Ortaya çıkışından günümüze kadar İslam dünyasında çok yönlü ve geniş bir etkiye sahip dini ve siyasi bir harekettir. Adını hareketin dini yönünün temellerini atan Muhammed b. Abdülvehhab’a nisbetle almış, bu adlandırma akımın dışındaki dini çevrelerde, ilmi ve siyasi sahalarda geniş kullanım alanı bulmuştur. Mensupları ise akımı Ehl-i sünnet dairesinde kalan bir ıslah ve dinin aslına dönüşmesini hedefleyen bir ihya hareketi olarak gördüğünden Muvahhidun (ehl-i tevhid) veya izledikleri geleneksel dini usule göre Ehl-i hadis ya da Selefiyye diye anılmayı tercih etmiştir. Bunun yanında birçok İslam ülkesinde, Vehhabilik’le doğrudan ilgileri olmadığı halde ortak bazı görüşleri ve tutumları sebebiyle kimi gelenekçi ve modernist dini gruplar ya da son yıllarda siyasal İslam, radikalizm, dini aşırılık veya terörle ilişkilendirilen çeşitli grup ve hareketler için de Vehhabi adı uluslar arası basın ve politik çevrelerde yaygınlık kazanmıştır. Çeçen bağımsızlık hareketiyle Orta Asya ülkelerindeki rejim karşıtı dini-siyasi hareketler için bu ismin kullanılması söz konusu yanlış adlandırmanın göze çarpan örneklerinden biridir (Knysh, XLIV/1 [2004], s. 22-26).

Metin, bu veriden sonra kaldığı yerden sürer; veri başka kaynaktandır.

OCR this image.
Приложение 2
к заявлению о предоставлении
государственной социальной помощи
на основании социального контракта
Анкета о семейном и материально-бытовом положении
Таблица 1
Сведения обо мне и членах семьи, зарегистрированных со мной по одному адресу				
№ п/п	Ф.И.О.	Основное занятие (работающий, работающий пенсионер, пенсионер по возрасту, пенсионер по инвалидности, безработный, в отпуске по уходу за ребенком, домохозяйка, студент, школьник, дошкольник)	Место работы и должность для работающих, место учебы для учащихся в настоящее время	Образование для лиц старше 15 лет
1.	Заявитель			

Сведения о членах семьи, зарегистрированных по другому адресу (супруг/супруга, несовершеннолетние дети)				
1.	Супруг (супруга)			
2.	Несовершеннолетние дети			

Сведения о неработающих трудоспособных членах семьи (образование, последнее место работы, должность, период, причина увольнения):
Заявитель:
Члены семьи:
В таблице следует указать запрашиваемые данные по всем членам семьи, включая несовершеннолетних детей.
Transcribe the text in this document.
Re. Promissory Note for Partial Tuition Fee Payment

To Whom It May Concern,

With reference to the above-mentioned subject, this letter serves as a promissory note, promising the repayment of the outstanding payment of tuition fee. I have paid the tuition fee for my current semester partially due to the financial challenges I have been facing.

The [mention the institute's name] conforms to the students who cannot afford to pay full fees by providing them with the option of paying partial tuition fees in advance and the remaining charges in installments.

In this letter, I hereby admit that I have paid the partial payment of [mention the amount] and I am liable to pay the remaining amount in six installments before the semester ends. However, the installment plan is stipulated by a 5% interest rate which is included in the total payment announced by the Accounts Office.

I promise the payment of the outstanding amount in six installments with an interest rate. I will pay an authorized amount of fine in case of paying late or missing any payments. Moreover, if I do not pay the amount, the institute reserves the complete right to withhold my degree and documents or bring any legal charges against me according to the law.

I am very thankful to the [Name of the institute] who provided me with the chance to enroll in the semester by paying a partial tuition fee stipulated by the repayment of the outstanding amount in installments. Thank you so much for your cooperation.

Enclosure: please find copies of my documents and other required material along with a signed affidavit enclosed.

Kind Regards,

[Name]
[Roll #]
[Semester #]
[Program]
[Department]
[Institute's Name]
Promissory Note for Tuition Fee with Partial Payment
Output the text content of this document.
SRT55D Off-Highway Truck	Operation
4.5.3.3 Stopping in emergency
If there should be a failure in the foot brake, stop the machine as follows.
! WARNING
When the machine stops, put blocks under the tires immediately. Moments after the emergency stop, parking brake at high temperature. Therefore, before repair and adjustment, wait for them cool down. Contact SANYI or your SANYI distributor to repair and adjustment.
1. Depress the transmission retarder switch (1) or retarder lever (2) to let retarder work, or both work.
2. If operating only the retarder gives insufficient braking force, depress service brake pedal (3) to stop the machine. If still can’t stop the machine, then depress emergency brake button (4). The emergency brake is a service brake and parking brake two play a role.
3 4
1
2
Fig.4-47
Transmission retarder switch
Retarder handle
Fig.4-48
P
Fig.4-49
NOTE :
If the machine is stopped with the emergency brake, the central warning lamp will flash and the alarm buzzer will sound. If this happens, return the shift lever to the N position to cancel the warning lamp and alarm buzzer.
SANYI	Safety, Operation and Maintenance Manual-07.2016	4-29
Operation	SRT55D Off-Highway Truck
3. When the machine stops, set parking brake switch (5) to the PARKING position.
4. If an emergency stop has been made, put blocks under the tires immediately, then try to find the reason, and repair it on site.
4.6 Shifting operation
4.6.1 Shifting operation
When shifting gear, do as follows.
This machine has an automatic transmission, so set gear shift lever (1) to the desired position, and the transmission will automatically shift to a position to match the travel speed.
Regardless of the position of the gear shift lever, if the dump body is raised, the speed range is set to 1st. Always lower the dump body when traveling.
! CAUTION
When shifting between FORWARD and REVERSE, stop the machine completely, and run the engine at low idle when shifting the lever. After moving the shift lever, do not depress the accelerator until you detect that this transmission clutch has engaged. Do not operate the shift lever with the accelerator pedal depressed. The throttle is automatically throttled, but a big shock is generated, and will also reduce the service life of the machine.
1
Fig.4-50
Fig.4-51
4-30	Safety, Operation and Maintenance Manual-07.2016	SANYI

Vehhabiliğin kurucusu, Arabistan’ın Necid bölgesindeki Uyeyne’de Hanbeli kadısının oğlu olarak 1115 (1703) yılında dünyaya gelen Muhammed b. Abdülvehhab’dır. Düşünceleri ilim tahsili amacıyla gittiği Mekke ve Medine’de şekillenmeye başladı. Basra seyahati sırasındaki müzakere ve münazaralarında özellikle tevhid inancına yönelik farklı görüşleri bölgedeki bazı alimlerin tepkisini çektiği için Necid’e dönmek zorunda kaldı. Uyeyne emiriyle ihtilafı yüzünden Hureymila’da bulunan babasının yanına yerleşti. Babasının ölümünün (1740) ardından şirk diye gördüğü bazı dini uygulamalar için bir hareket başlattı. Ancak kendisine karşı muhalefetin şiddetlenmesi üzerine tekrar Uyeyne’ye, burada da ciddi bir muhalefetle karşılaşınca 1158’de (1745) Suud ailesinin hakimiyetindeki Dir‘iye’ye gitti. Hureymila ve Uyeyne’de bulamadığı siyasi himayeye Dir‘iye emiri Muhammed b. Suud’un yanında kavuşması İbn Abdülvehhab için önemli bir gelişme oldu. Bu ikisi arasında yapıldığı iddia edilen bir antlaşmaya göre Suudi emiri, şeyhin Suudi hakimiyetini desteklemesi taahhüdü karşılığında Vehhabi davasını yayma hususunda her türlü yardımı yapmaya söz verdi. Böylece İbn Abdülvehhab fikirlerini yayabilmek için ihtiyaç duyduğu siyasi desteğe, İbn Suud da siyasi hakimiyet alanını genişletebilmek için güçlü bir dini şahsiyete kavuşmuş oluyordu. Bu ittifakın sağladığı dinamizmle Suudiler, İbn Abdülvehhab’ın vefat ettiği 1792 yılına kadar geçen sürede Riyad, el-Harc ve Kasim’de hakimiyet kurdular, Necid’in bedevi kabilelerini itaat altına aldılar. 1795’te ise Ahsa’yı ele geçirdiler.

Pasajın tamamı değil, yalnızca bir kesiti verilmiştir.